Extra 330Ls have a long nose, usually cowling a Lycoming IO-540 or -580. The 330 EL, though, houses 14 battery packs of 18.6 kilowatt-hours each (according to InfoAvion, an Argentinian publication), all to allow the Siemens D-SP260 to flex its 300 horsepower muscle and demonstrate what 1,000 Newton-meters (737 foot-pounds) of torque can do for vertical rolls.
Flying Magazine thought that its display at AERO Friedrichshafen in Germany “could be a harbinger of the future of emission-free airshow performances.”
Siemens intends to use the 330LE for flight test and optimization of a electric propulsion system based on the 50 kilogram (110 pound) motor on display. Even the large battery array under the clear plastic cover (for Friedrichshafen only, one presumes, although it would be a style leader on any airfield) will give only about 15 to 20 minutes of wide-open airshow power, enough for a great routine, lacking only the airshow noise. We’re all looking forward to a demonstration.
Comments 3
And I am looking forward to see that batttery pack replaced by a SOFC Ethanol fuel cell like the one being develloped by the automaker NISSAN…
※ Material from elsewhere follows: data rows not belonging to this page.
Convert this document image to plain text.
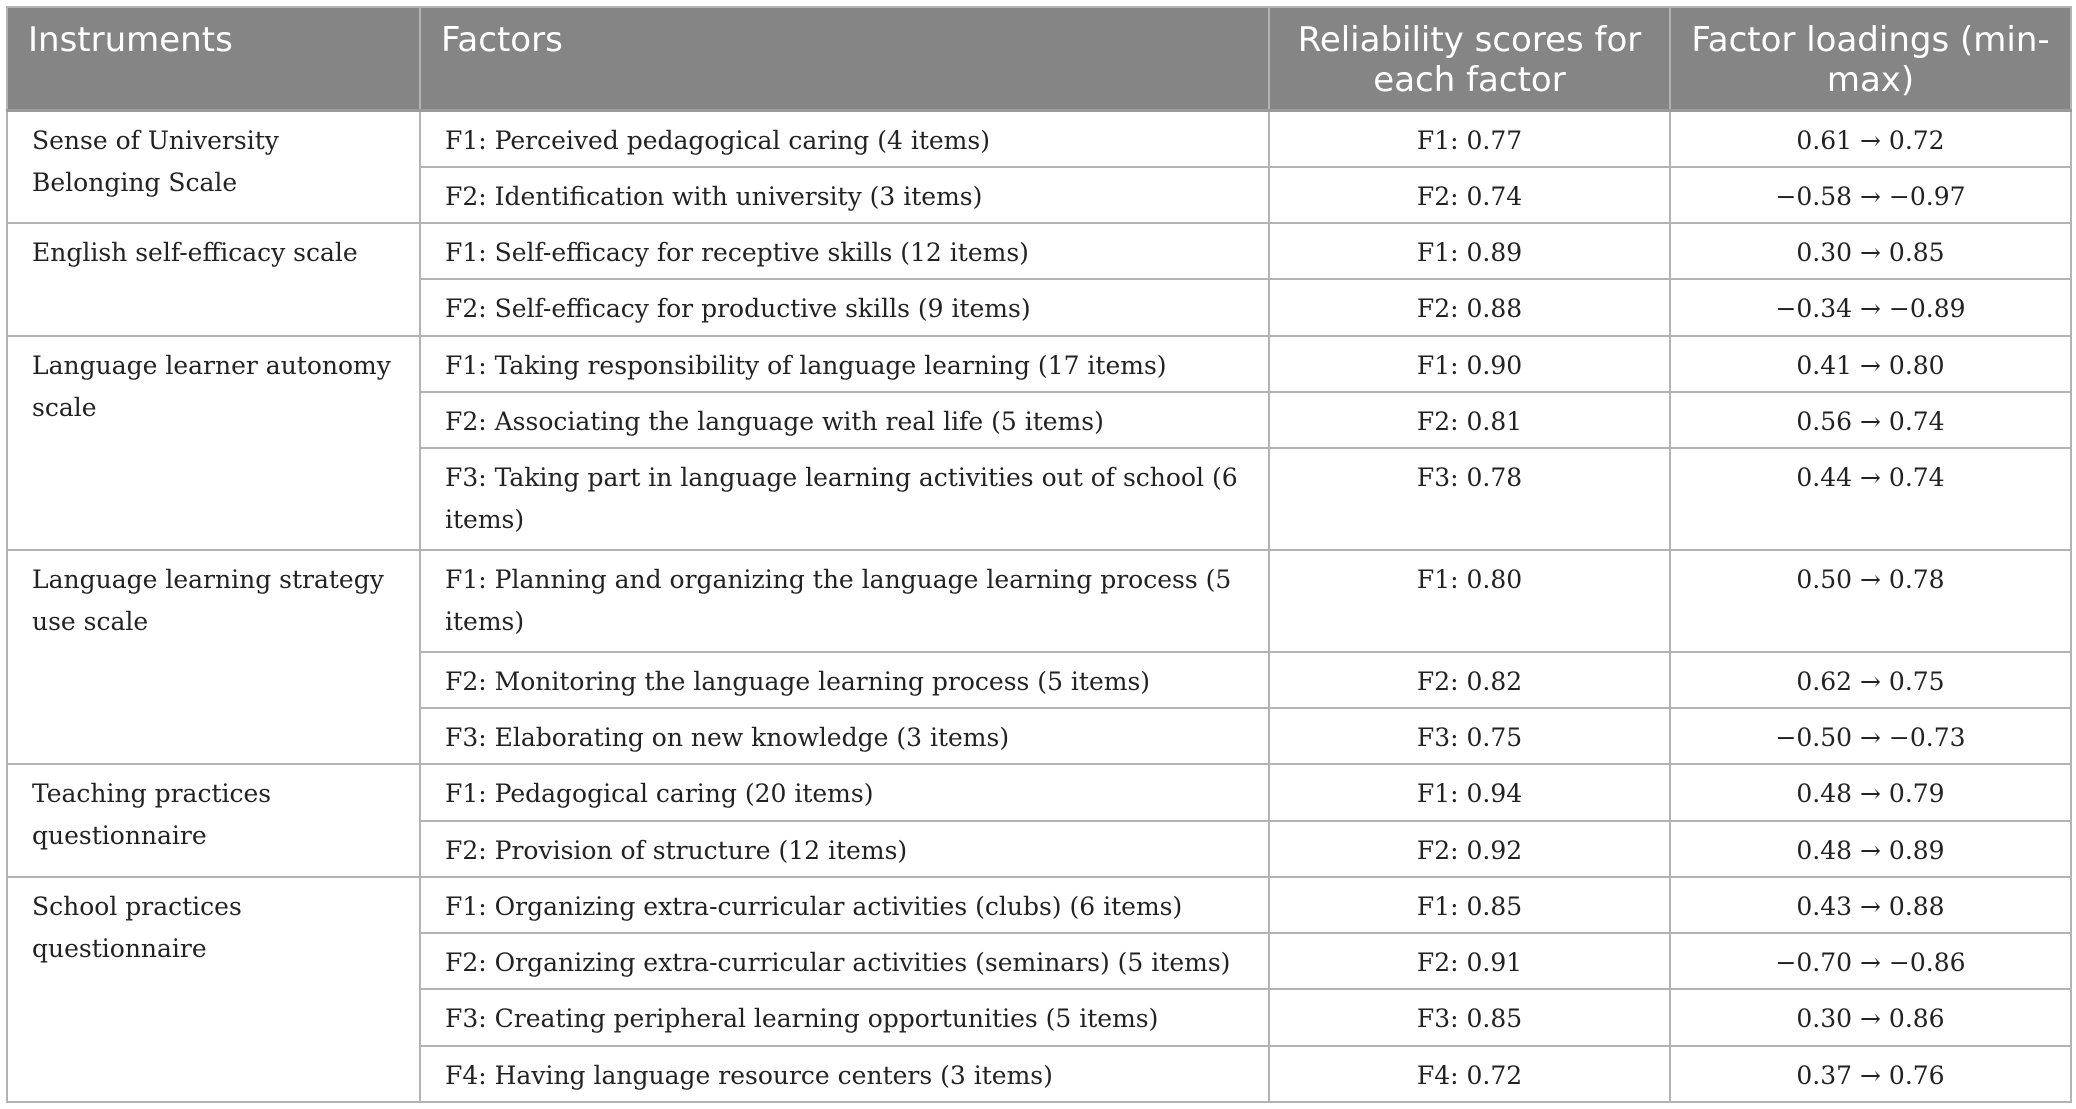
Instruments	Factors	Reliability scores for each factor	Factor loadings (min-max)
Sense of University Belonging Scale	F1: Perceived pedagogical caring (4 items)	F1: 0.77	0.61 → 0.72
	F2: Identification with university (3 items)	F2: 0.74	−0.58 → −0.97
English self-efficacy scale	F1: Self-efficacy for receptive skills (12 items)	F1: 0.89	0.30 → 0.85
	F2: Self-efficacy for productive skills (9 items)	F2: 0.88	−0.34 → −0.89
Language learner autonomy scale	F1: Taking responsibility of language learning (17 items)	F1: 0.90	0.41 → 0.80
	F2: Associating the language with real life (5 items)	F2: 0.81	0.56 → 0.74
	F3: Taking part in language learning activities out of school (6 items)	F3: 0.78	0.44 → 0.74
Language learning strategy use scale	F1: Planning and organizing the language learning process (5 items)	F1: 0.80	0.50 → 0.78
	F2: Monitoring the language learning process (5 items)	F2: 0.82	0.62 → 0.75
	F3: Elaborating on new knowledge (3 items)	F3: 0.75	−0.50 → −0.73
Teaching practices questionnaire	F1: Pedagogical caring (20 items)	F1: 0.94	0.48 → 0.79
	F2: Provision of structure (12 items)	F2: 0.92	0.48 → 0.89
School practices questionnaire	F1: Organizing extra-curricular activities (clubs) (6 items)	F1: 0.85	0.43 → 0.88
	F2: Organizing extra-curricular activities (seminars) (5 items)	F2: 0.91	−0.70 → −0.86
	F3: Creating peripheral learning opportunities (5 items)	F3: 0.85	0.30 → 0.86
	F4: Having language resource centers (3 items)	F4: 0.72	0.37 → 0.76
18.6kWh x 14 gives 260kWh, why it’s enough only for 15 minutes for 260kW engine???
(Editor’s Note: See Mr. Wagner’s excellent review of your editor’s (incorrect) math.)
“houses 14 battery packs of 18.6 kilowatt-hours each” is probably a mistake.
14 packs with 18.6 kWh would be 256.2 kWh total or round about 1700 kg (calculated with Li-Ion battery technology, gravimetric energydensity aprox. 130 Wh/kg for whole battery-system with cooling and casing)
Maybe the Extra 330 LE has two packs with 18.6 kWh and 286 kg ?
(Editor’s note: Unsure as to the total number of 286 kilogram battery packs, but certainly your editor created a much-too-heavy battery pack.)